Note that the present invention is not limited to the above-mentioned embodiments, and the specific configuration of the Dyne-6 tochist circuit section can be modified in various ways, and its position on the wafer may be anywhere outside the chip area for commercialization. As in the wafer shown in the M2 diagram, a die sort test circuit part chip area 21 having the same size as the chip area l for commercialization may be provided. In this case, the die sort test circuit section chip area 2
Wiring is performed so that eight chip areas 1 around the test circuit section 1 are tested. According to such a wafer, substantially the same effects as those of the above-mentioned embodiments can be obtained, and the space of the die sort test circuit section becomes wider, so that the /'P-turn design thereof becomes easier.

[Effects of the Invention] As described above, according to the semiconductor wafer of the present invention, the die sort test circuit section is formed in an area other than each chip area for commercialization on the wafer, so that it is possible to reduce the chip size. We aim to increase the number of chips in the chip, reduce the burden on external test equipment to generate test signals, shorten die sort test time, and prevent users from incorrectly checking the die sort test circuit section after chip division.

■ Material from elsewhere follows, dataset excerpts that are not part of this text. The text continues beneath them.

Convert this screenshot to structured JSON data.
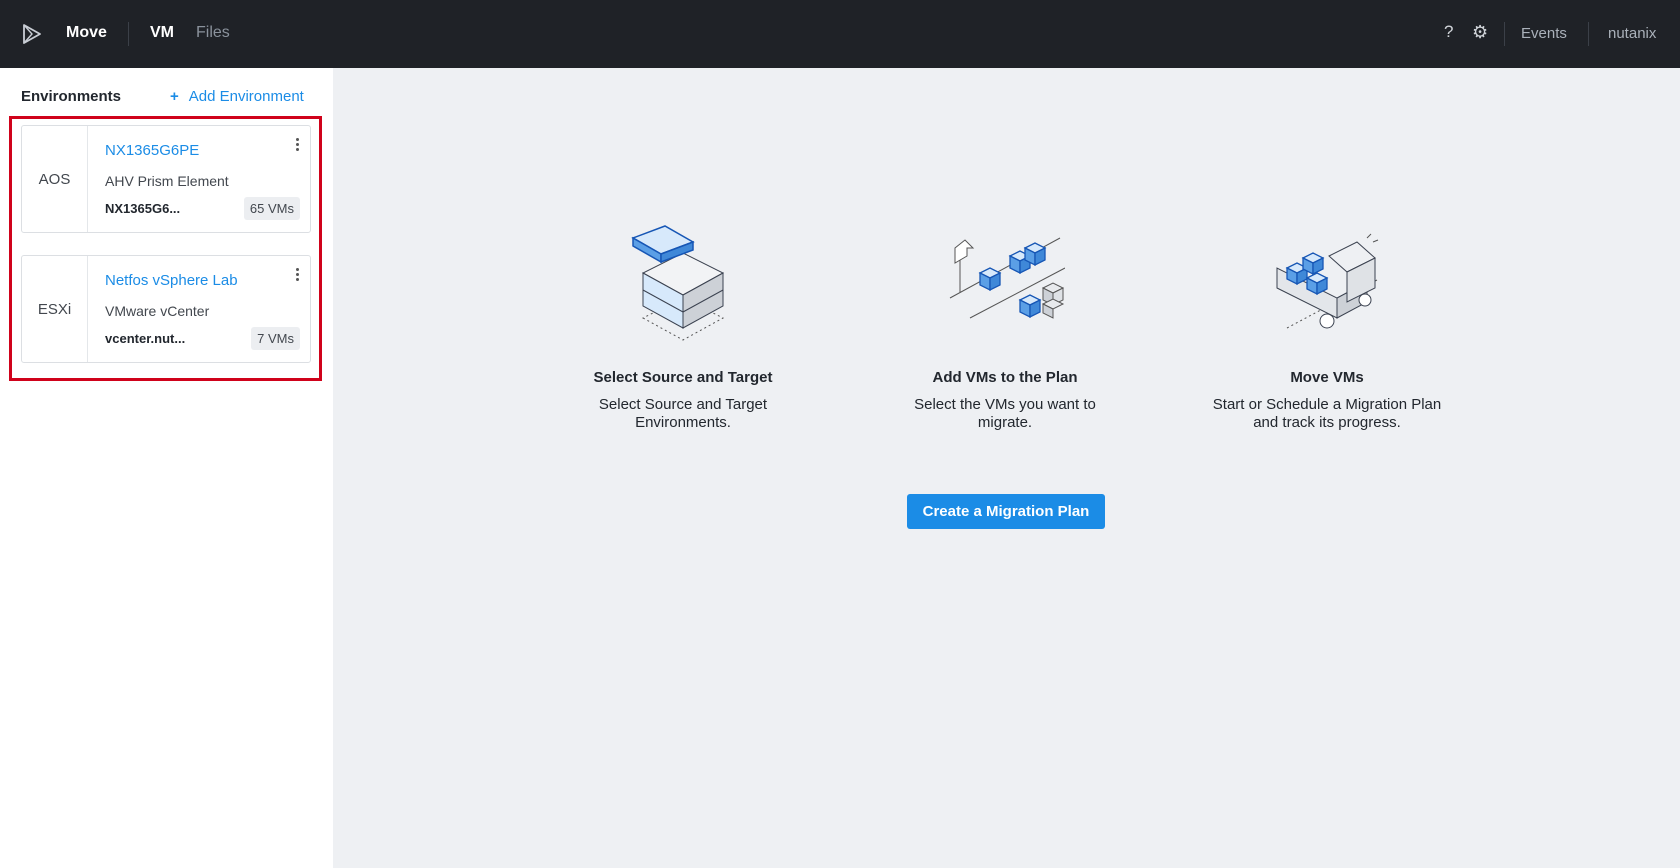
{
  "topbar": {
    "app_name": "Move",
    "nav": {
      "vm": "VM",
      "files": "Files"
    },
    "help_label": "?",
    "events_label": "Events",
    "user_label": "nutanix",
    "icons": {
      "logo": "play-outline-icon",
      "help": "question-icon",
      "settings": "gear-icon"
    }
  },
  "sidebar": {
    "title": "Environments",
    "add_label": "Add Environment",
    "add_symbol": "+",
    "environments": [
      {
        "type": "AOS",
        "name": "NX1365G6PE",
        "kind": "AHV Prism Element",
        "host": "NX1365G6...",
        "vm_count": "65 VMs"
      },
      {
        "type": "ESXi",
        "name": "Netfos vSphere Lab",
        "kind": "VMware vCenter",
        "host": "vcenter.nut...",
        "vm_count": "7 VMs"
      }
    ]
  },
  "main": {
    "steps": [
      {
        "title": "Select Source and Target",
        "desc": "Select Source and Target Environments.",
        "icon": "source-target-blocks-icon"
      },
      {
        "title": "Add VMs to the Plan",
        "desc": "Select the VMs you want to migrate.",
        "icon": "vm-cubes-conveyor-icon"
      },
      {
        "title": "Move VMs",
        "desc": "Start or Schedule a Migration Plan and track its progress.",
        "icon": "truck-icon"
      }
    ],
    "cta_label": "Create a Migration Plan"
  },
  "colors": {
    "accent": "#1b8ce6",
    "topbar": "#1f2227",
    "highlight": "#d0021b",
    "main_bg": "#eef0f3"
  }
}
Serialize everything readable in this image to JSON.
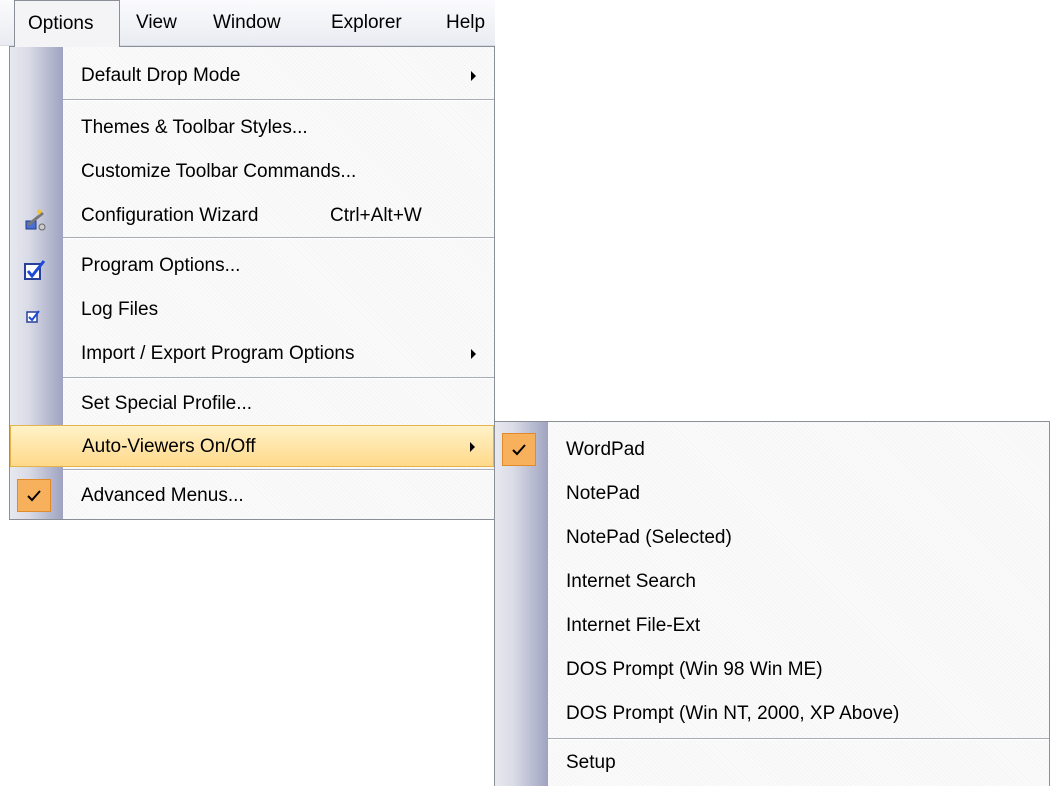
{
  "menubar": {
    "items": [
      {
        "label": "Options"
      },
      {
        "label": "View"
      },
      {
        "label": "Window"
      },
      {
        "label": "Explorer"
      },
      {
        "label": "Help"
      }
    ]
  },
  "options_menu": {
    "items": [
      {
        "label": "Default Drop Mode"
      },
      {
        "label": "Themes & Toolbar Styles..."
      },
      {
        "label": "Customize Toolbar Commands..."
      },
      {
        "label": "Configuration Wizard",
        "accel": "Ctrl+Alt+W",
        "icon": "wizard-icon"
      },
      {
        "label": "Program Options...",
        "icon": "checkbox-icon"
      },
      {
        "label": "Log Files",
        "icon": "small-checkbox-icon"
      },
      {
        "label": "Import / Export Program Options"
      },
      {
        "label": "Set Special Profile..."
      },
      {
        "label": "Auto-Viewers On/Off"
      },
      {
        "label": "Advanced Menus...",
        "icon": "checkmark-icon"
      }
    ]
  },
  "auto_viewers_submenu": {
    "items": [
      {
        "label": "WordPad",
        "icon": "checkmark-icon"
      },
      {
        "label": "NotePad"
      },
      {
        "label": "NotePad (Selected)"
      },
      {
        "label": "Internet Search"
      },
      {
        "label": "Internet File-Ext"
      },
      {
        "label": "DOS Prompt (Win 98  Win ME)"
      },
      {
        "label": "DOS Prompt (Win NT, 2000, XP  Above)"
      },
      {
        "label": "Setup"
      }
    ]
  },
  "colors": {
    "highlight_border": "#e5b34d",
    "check_fill": "#f7b05c",
    "menu_border": "#8a8f98"
  }
}
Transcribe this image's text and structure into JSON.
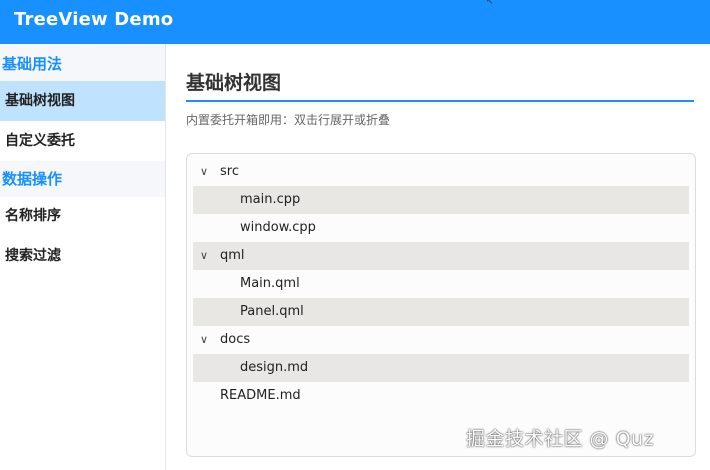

Effects such as eliminating the room for activation can be obtained.

[Brief explanation of the drawing]

FIG. 1 is a diagram schematically showing the planar arrangement of circuits and turns by taking out a part of a semiconductor wafer according to an embodiment of the present invention, and FIG. 2 is a diagram showing a semiconductor wafer according to another embodiment of the present invention. Figure 3 is a plan view schematically showing a conventional semiconductor wafer, and Figure 4 is a semiconductor chip with a die sort test circuit. FIG. 5 is a diagram illustrating a circuit configuration on a chip in an example of a semiconductor chip that does not have a conventional die sort test circuit. 1... Chip area for commercialization, 2... Dicing line area, 3... Die sort test circuit section, 2... Chip area for die sort test circuit section. Applicant's agent Takehiko Suzue

Claims (1)

[Claims] A die sort test circuit section for performing a die sort test by applying a die sort test signal to one or more of the chip areas for commercialization in which integrated circuit patterns are formed is provided in the above commercial product. A semiconductor wafer characterized in that the semiconductor wafer is formed in a region on the wafer other than each chip region.